In this case, we will show how to do it, especially implicitly link. there are 3 modules, root module explicitly opens callee module, and callee module implicitly opens callee2 module.

build root module

emsdk/upstream/bin/clang -Wl,--features=mutable-globals -fPIC -g –O3 --target=wasm32-unknown-emscripten -nostdlib -I/usr/include/ -Wl,--no-entry -Wl,--export=main –Wl,--export=__stack_pointer -Wl,--allow-undefined test_dlopen.c -o test_dlopen.wasm

build callee and callee2 module

build callee2 first, because callee depends on callee2.
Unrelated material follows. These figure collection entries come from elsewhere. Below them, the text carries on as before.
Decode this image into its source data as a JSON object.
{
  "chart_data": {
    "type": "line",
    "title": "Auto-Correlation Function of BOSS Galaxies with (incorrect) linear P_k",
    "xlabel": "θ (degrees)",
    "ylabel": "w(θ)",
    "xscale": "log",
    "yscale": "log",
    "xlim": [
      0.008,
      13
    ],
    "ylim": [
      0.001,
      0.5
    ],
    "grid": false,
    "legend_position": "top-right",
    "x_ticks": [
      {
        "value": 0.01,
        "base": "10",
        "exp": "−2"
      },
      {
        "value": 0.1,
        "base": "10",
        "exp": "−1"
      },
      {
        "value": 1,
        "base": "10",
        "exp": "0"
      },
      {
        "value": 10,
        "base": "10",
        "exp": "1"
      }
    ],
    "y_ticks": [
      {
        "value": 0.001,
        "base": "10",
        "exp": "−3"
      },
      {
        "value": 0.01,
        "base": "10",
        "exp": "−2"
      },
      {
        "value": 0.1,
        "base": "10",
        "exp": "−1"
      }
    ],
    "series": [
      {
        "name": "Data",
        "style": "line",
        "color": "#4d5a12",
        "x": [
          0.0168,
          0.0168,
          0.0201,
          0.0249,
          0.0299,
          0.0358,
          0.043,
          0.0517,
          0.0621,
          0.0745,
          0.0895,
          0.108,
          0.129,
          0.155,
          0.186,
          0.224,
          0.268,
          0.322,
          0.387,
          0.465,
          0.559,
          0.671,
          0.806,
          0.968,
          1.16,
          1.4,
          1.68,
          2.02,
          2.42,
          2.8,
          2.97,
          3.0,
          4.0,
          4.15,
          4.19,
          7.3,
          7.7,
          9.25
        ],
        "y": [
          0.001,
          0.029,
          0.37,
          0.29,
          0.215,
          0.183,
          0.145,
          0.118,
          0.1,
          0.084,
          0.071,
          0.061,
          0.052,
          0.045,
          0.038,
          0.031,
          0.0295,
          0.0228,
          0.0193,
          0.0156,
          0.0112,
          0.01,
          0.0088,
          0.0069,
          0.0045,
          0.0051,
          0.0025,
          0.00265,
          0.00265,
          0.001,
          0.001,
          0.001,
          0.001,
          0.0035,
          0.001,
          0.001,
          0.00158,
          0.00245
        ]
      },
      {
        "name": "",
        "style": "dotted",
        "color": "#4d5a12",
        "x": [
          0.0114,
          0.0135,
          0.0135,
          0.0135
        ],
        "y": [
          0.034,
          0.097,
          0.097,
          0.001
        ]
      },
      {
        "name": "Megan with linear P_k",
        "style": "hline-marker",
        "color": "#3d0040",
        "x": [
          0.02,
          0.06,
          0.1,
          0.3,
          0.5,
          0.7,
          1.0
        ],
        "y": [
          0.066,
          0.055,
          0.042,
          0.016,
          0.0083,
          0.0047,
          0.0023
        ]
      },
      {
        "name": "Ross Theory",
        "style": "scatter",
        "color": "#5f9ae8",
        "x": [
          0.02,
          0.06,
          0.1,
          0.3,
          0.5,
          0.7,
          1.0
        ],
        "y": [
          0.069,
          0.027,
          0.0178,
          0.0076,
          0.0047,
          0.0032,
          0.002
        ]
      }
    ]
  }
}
emsdk/upstream/bin/clang --target=wasm32-unknown-emscripten -nostdlib -I/usr/include/ -Wl,--shared -fPIC -Wl,--no-entry -Wl,--export=print_callee2 -Wl,--allow-undefined callee2.c -o callee2.wasm

then callee

emsdk/upstream/bin/clang –O3 --target=wasm32-unknown-emscripten -nostdlib -I/usr/include/ -Wl,--shared -fPIC -Wl,--no-entry -Wl,--export=print_callee -Wl,--allow-undefined callee.c –o callee.wasm callee2.wasm

note: callee2.wasm is appended in the above command. it's like gcc link option "-l", indicates callee implicitly depends on callee2.

tips:

An entry will be added in dylink section of callee module, which indicates callee's dependency.

implicit link

we can reference previous cases to do explicit loading, here let’s focus on how callee module implicitly open callee2 module. the following declaration could be applied in LLVM to indicate the import module, import function name and signature, like header file.

callee.c :

__attribute__((import_module("callee2.wasm"), import_name("print_callee2"))) void print_callee2(int);

under the hood, callee.wasm will include an entry in import section. Based on these info (dylink and import sections), VM could implement a link (module loading and function resolving) when the call happens (lazy binding).

end

jhe33 commented 2 years ago

An introduce to implementation details shared-everything_multi-module_at_WAMR.pdf

andrewrch commented 2 years ago

Hi @jhe33 @wenyongh

I'm very interested in this feature. Is it likely this or something similar would find it's way to the main branch? What would be the best way to take this forward, or are there other options being considered for dynamic loading?

My use case is similar to that described - I'd like to download a very small wasm module which can then download and dynamically load more modules depending on when they are required. (E.g. similar to import() in JS).

jhe33 commented 2 years ago

@andrewrch thank you for your interest. Have you tried this branch? from your description, I think it's helpful for your cases.

this patch introduced some changes, like string interning(main has no string interning imeplentation right now), optimized native call (as I know, main has already optimised the native call) etc, not acceptable by main branch. therefore, it's not the proper time merging back to main stream. of cource, rebasing it to main is an alternative choice.

if your case is not sensitive to performance, you can leverage JS glue code or Host your VM embedded in to workround the calling to other wasm modules.